Zapraszam Was do odwiedzenia strony Plazanet
oraz do polubienia FanPage




***
 

Zapraszam na rozdanie na moim blogu 




25 sierpnia 2014

Energetyzujący i chłodzący żel do nóg Lucky Legs od Plazanet Mio Skincare.

Jakiś czas temu nawiązałam współpracę blogową z firmą Plazanet Mio Skincare Polska.

                         



Misja firmy:
„Marka MIO® jest rozszerzeniem misji flrmy Plazanet ™ i doskonale kontynuuje też działania na rzecz kobiet reprezentowanej przez Plazanet™ marki RevitaLash®. Jak mawiała Gayle Brinkenhoff: "Every day is like a gift", przypominając o docenianiu życia jako wielkiego daru, bez względu na to, w jakich znajdujemy się okolicznościach. MIO® jest marką dla kobiet świadomych siebie i doskonale wpisuje się również w działania akcji 'Zdrowy Nawyk Świadomości™‘. Wszystko, w co się angażuję, musi mieć wyższy cel. Marka RevitaLash® przełamuje temat tabu jakim jest rak, pokazuje wagę relacji międzyludzkich i dotyka głębokiego sensu naszego życia. Z kolei marka MIO® wydobywa z nas to, co najlepsze: RADOŚĆ z życia, POZYTYWNĄ ENERGIĘ i akceptację siebie i tego co jest TU i TERAZ. Wybrałam misję czterech kobiet z pasją życia, które stworzyły markę MIO Skincare®, ponieważ pokrywa się ona z moimi wartościami. MIO Skincare® to w pełni bezpieczne i skuteczne produkty stworzone przez ekspertów.‘ PLAZANET™ wyłączny dystrybutor marki RevitaLash® , MIO® w Polscewww.plazanet.pl www.revitalash.com.pl  kosmetolog Joanna Kostrzewska właściciel PLAZANET™.

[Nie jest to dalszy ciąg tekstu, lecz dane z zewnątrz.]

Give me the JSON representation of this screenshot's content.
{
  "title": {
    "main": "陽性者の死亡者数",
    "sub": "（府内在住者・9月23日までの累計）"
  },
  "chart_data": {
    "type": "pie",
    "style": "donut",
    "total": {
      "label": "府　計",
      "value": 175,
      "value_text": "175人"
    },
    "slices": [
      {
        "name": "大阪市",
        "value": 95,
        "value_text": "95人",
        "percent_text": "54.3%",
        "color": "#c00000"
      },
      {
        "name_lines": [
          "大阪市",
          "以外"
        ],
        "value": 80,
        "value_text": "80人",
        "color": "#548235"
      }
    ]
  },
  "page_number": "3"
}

Do testów otrzymałam między innymi energetyzujący i chłodzący żel do nóg Lucky Legs.


Bardzo lekkie serum umieszczone w poręcznej plastikowym pojemniczku o pojemności 30 ml. Posiada łatwą w użyciu pompkę, dzięki której bezpośrednio na nasze stopy aplikujemy serum. 


Konsystencja serum jest bardzo lekka i posiada śnieżnobiały kolor. Jego zapach jest miętowy i bardzo zbliżony do zapachu gum Orbit Spearmint. 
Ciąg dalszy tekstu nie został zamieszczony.